Biblical Mount Sinai

I'm aware that it is a great puzzle, which mountain is the actual Biblical Mount Sinai. I've looked at some photos on the Internet and the photos of Mount Serbal seem to me to be an exact match.

I can picture the Biblical Mount Sinai most clearly in my mind, the base encampment, the path Moses took, the rock cleft where he stood to view God's glory pass by, the place where he received the Commandments (not on the very top peak) and finally, where he is entombed. Lacking being there in person to see and relying on the photos I've seen, Mount Serbal is just as I would expect it to look as the Biblical Mount Sinai. Where God met with Moses it was not as "squished" and steep as modern people imagine, and how the other proposed locations look in their photos, which is all wrong compared to how I recall it in my mind's eye.

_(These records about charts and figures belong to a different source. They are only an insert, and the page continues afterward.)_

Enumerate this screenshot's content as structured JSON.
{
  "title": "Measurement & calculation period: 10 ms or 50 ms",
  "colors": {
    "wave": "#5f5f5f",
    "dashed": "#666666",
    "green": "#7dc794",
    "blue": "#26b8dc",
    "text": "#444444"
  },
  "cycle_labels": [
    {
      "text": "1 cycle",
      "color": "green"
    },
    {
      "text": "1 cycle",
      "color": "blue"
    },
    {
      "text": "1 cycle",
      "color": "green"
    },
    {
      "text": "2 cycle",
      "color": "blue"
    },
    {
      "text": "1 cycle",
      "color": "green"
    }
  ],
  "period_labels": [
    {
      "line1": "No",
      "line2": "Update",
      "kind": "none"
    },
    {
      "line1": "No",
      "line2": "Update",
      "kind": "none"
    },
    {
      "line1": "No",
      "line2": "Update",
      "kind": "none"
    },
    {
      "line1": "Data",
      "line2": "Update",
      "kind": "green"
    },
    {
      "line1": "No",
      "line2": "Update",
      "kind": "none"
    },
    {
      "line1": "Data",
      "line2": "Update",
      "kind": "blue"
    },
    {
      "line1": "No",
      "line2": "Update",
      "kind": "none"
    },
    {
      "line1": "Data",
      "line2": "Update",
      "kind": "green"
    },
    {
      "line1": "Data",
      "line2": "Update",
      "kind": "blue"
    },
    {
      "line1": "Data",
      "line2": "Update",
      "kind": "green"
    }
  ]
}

Just a note on what I see is a reference that the historian Josephus is said to have written that Biblical Mount Sinai is the "highest" mountain peak. If he said this (I'm not curious enough to look it up), then he was in error. He simply assumed, as most would, using human points of view that God would select the "highest" mountain. That is not Biblically correct nor how God has manifested on all other occasions. God, for example, appeared to Moses in a burning bush, not the "tallest tree in the land." God would select a place where the Israelites could safely encamp, and where Moses could reach him without incredibly undue strain. So it's a human flaw that they assume that God would pick the highest peak around as a reflection of his glory. I mean, even the highest peak in the world is less than a pimple to God in the fullness of his creation, no? So God selected friendly terrain to the Israelites, a mountain, yes, but one that was quite humble when it was not encased in the glory of God's presence. The tradition about Mount Serbal had it right.